Bravant le couvre-feu, les parents de la narratrice étaient partis nuitamment de Sant Llorenç de la Muga. (alt Empurda) De là, par Albanyà, ils avaient remonté le cours du Rio Muga pour se retrouver au petit jour en territoire français, id est: le Vallespir, quelque part entre Coustouges et Lamanère. Le point de ralliement du petit groupe, enfin ce qu'il en restait, se trouvait au « conjurador » de Serralongue. Un étrange édicule sur une butte. Monsieur le Curé venait là faire oraison pour conjurer l'orage quand l'horizon se couvrait, assombri par de nuées. Ce jour de 1939, l'orage était sur l'Espagne.

L'histoire pourrait s'achever là, que dire de plus? La femme a fini son récit. Elle parle d'une voix calme, on dirait monocorde, elle parle sans haine, sans passion. Elle n'a pas d'accent non plus, si ce n'est celui de Toulouse, où elle est née et où elle vit. C'est là que ses parents se sont établis après les évènements. Elle ajoute quand même un fait supplémentaire, juste un détail : en 42, son père a pris le maquis, il a rejoint les partisans, risqué sa vie, lui, l'étranger, pour la France. Ce pays qui l'avait si mal reçu pendant la « Retirada ». Soixante cinq ans après, elle, sa fille, se sent pourtant Française, de naissance et d'adoption. Ce soir, elle veut témoigner, voyez-vous, seulement témoigner....

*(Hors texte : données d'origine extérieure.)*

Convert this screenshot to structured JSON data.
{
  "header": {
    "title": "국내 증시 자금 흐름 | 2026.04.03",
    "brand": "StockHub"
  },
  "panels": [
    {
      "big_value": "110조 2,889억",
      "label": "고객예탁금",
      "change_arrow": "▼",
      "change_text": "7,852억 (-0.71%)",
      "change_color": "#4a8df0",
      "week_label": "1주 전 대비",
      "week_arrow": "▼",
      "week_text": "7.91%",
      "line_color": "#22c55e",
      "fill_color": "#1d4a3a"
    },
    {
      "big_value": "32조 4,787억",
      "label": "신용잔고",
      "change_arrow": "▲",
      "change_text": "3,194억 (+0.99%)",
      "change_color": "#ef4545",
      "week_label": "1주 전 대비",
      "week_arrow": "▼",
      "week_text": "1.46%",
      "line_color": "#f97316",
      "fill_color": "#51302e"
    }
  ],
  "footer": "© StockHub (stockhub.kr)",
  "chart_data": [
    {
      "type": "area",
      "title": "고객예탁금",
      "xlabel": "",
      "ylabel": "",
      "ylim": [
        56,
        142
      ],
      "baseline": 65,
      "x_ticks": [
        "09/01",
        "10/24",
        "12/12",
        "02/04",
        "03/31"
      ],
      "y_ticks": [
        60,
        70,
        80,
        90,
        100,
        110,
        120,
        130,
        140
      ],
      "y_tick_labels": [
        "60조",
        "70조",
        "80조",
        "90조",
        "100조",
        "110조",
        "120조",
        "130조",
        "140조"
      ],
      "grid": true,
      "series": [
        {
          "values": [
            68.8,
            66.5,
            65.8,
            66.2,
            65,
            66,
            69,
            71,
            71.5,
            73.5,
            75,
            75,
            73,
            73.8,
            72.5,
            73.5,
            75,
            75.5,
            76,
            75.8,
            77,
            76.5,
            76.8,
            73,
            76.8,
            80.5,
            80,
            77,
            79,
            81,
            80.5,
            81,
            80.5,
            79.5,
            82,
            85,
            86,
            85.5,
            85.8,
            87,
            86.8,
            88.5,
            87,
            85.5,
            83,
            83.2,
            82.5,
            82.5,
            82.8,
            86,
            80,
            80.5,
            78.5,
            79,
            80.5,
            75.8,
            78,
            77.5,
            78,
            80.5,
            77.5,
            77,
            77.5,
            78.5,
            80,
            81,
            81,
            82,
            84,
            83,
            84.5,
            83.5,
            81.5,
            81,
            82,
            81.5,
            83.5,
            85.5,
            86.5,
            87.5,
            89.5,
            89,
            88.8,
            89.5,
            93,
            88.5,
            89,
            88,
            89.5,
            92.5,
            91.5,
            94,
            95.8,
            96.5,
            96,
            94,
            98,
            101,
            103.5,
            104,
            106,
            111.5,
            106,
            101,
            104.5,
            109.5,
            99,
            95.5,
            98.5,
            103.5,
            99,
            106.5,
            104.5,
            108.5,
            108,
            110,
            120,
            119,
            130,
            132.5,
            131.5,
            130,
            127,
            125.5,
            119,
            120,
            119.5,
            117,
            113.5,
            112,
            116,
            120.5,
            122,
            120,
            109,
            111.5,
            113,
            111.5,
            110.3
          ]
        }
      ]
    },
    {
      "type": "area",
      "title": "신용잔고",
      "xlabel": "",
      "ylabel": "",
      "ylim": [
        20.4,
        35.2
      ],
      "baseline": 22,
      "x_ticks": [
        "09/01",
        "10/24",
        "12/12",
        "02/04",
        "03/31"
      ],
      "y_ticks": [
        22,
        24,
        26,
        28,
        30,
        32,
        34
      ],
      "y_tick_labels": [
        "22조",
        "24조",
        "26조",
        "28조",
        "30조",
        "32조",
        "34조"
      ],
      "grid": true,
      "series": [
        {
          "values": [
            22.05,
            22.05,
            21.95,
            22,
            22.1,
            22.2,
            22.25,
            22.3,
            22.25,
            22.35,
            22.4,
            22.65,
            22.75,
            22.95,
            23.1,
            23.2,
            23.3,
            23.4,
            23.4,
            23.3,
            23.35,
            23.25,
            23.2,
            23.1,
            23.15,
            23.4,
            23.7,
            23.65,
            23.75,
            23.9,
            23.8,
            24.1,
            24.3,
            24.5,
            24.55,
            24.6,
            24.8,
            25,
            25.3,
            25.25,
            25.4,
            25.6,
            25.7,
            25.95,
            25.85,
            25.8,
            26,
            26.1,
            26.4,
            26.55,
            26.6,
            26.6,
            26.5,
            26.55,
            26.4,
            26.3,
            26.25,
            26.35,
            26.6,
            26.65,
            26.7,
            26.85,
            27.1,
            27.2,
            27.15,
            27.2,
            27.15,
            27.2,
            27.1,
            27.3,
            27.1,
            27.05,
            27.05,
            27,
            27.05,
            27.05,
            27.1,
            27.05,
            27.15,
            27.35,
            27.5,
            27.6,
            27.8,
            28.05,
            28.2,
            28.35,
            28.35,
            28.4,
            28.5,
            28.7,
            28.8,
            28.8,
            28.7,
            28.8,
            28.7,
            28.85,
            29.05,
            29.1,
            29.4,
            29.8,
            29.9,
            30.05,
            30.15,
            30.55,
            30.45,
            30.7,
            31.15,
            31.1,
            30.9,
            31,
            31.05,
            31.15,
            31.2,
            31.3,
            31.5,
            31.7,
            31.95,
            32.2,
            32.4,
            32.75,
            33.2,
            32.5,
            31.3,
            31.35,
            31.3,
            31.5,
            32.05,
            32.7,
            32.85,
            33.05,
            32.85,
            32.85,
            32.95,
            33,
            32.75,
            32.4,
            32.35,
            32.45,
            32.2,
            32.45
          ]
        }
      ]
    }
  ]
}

Une main qui tape, tape, tape...

Coups de marteau dans la solitude, appel sourd, coups du destin. Une main accroche des photos jaunies sur les panneaux d'exposition. Aujourd'hui, 15 septembre 2007, le camp de Rivesaltes revit pour les Journées du Patrimoine. Le Conseil général entend faire de ces baraquements un Mémorial, un « lieu de souvenir ». Normal, la repentance est un terme à la mode, au catéchisme, on appelait ça l'acte de contrition. Au fond, rien de très dérangeant pour quiconque, encore faut-il savoir qui doit se souvenir (ou se repentir) et de quoi. Rivesaltes n'avait rien d'un camps d'extermination. Nous, on était de bons Français, on n'a tué personne, sinon par omission, pas exprès. Nos frères Espagnols ne faisaient que passer. On les a fourrés là où il y avait de la place. Sauf qu'on les a parqués comme du bétail dans les pires conditions d'hygiène. On les a laissés pourrir sur place, crever de misère et de maladie, parfois même s'entretuer. Car, c'est triste à dire, parmi cette horde de réfugiés, il y a eu des règlements de compte entre factions rivales. Il faut être objectif quand on écrit l'histoire.